Benefits vs risks of cryptocurrency ETFs
Just like any other type of investment, cryptocurrency ETFs have a range of pros and cons. It's essential that you weigh up the potential benefits against the risks involved before deciding whether you should invest.
- Simplicity. Learning how to buy and store cryptocurrency can be a difficult or nerve-racking process for some. ETFs make it simple to gain exposure to digital currencies without going through the hassle of owning any coins.
- Accessibility. An increasing number of cryptocurrency ETFs are available through traditional stockbrokers and exchanges. In addition to making them easy to access, they also come with the legal and regulatory protections associated with such services.

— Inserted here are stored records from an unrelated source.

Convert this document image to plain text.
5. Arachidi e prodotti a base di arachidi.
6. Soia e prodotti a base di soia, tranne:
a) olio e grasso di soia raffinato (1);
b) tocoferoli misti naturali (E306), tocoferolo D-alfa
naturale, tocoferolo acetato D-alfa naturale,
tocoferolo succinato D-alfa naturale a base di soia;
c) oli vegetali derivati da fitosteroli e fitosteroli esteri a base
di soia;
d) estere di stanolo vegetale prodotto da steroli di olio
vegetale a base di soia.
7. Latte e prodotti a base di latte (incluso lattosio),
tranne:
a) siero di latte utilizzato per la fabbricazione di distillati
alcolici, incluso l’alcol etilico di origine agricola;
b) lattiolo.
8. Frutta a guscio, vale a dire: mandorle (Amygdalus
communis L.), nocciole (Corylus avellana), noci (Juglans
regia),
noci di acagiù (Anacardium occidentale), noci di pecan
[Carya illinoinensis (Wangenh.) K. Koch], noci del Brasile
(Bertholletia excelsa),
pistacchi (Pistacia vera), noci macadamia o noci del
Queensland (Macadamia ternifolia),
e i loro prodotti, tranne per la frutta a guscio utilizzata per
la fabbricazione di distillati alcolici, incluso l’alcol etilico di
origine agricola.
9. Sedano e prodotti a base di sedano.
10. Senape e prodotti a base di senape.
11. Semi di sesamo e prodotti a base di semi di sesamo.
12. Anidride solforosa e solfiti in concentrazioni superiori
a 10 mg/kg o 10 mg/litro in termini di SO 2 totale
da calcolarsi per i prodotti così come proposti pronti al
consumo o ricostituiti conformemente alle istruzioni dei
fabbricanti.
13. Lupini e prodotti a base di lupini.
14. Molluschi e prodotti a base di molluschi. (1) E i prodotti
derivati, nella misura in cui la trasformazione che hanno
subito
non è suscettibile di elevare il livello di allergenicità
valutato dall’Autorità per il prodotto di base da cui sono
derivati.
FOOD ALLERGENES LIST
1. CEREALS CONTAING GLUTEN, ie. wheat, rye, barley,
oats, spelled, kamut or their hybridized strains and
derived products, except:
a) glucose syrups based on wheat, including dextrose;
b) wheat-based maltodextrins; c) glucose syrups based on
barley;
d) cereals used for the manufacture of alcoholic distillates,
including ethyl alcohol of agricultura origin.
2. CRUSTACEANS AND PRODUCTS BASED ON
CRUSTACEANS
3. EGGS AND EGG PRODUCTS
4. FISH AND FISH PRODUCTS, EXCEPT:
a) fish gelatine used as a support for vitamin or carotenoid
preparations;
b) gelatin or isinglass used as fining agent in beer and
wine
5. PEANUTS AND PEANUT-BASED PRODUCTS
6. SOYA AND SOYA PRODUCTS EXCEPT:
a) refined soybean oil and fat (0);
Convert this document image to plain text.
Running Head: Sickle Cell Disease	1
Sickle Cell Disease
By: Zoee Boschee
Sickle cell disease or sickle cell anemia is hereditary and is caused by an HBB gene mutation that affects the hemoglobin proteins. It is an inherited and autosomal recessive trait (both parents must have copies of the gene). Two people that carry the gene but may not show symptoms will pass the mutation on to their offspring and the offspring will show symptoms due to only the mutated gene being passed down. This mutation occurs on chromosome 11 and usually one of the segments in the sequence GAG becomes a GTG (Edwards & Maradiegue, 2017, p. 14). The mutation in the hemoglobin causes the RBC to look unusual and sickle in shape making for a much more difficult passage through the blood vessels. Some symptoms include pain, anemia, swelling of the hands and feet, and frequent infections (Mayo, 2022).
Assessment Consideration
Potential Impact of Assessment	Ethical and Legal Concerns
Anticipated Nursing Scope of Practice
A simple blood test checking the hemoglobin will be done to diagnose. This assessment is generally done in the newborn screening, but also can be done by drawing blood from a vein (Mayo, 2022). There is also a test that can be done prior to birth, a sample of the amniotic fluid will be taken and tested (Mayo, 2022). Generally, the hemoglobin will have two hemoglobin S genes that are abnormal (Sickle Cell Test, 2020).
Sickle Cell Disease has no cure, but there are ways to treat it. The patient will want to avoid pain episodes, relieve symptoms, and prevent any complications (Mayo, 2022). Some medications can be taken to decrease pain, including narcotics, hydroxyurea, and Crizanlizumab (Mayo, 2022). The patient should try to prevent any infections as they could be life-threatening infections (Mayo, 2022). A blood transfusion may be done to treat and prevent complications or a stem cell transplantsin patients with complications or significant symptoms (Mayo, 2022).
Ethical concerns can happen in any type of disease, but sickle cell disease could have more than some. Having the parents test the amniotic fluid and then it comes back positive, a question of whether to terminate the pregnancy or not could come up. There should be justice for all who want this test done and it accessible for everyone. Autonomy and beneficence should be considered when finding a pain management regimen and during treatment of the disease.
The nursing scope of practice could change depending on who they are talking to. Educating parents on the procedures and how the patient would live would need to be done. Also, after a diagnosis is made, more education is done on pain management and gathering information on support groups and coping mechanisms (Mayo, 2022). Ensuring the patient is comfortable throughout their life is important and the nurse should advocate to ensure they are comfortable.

- Diversification. Some ETFs offer a basket of various cryptocurrencies that streamlines the process of building a diverse portfolio. It prevents the need to purchase several currencies, which could involve multiple exchange accounts, wallets and technical understanding.
- Security. While direct ownership of cryptocurrencies involves risks like hacking and theft, investing in a crypto ETF can offer enhanced security. This is because the investor doesn't directly hold the digital coins, but rather units in a fund. This transfers the responsibility of securing the assets from the individual to the ETF provider, potentially offering a more secure investment vehicle.
- Limited choice. There's limited choice available for anyone wanting to invest in cryptocurrency-related ETFs, although this is changing on a monthly basis. The world's most accessible ETF market, the United States, finally approved cryptocurrency-related ETFs in late 2021. It is likely that more ETF options will follow.
- Volatility. Cryptocurrencies are famous for their volatility and can experience substantial price fluctuations in a short space of time. If the market moves against you, the value of your crypto ETF units could take a sharp dive.
- Lack of risk diversification. Traditional ETFs often include an extensive range of securities to help achieve diversification. They sometimes include government bonds and debt to mitigate market risk. However, most versions of crypto ETFs only provide access to a limited range of digital currencies.
- Crypto-specific risks still apply. Despite the added security layer for individual investors, it's important to note that the inherent risks associated with cryptocurrencies still exist. The assets held by the ETF are still digital currencies, which means they're subject to the same risks of hacking and theft. The ETF provider manages these risks, but they cannot be entirely eliminated. This means while individual investors might not directly face these risks, the overall value of their investment is still impacted by the security of the underlying assets.
- Fees apply. On top of an annual management fee, investors will need to consider brokerage fees that apply when buying or selling ETF units.
- International taxes. If an investor buys ETF units located in another country they need to be aware that foreign tax may apply.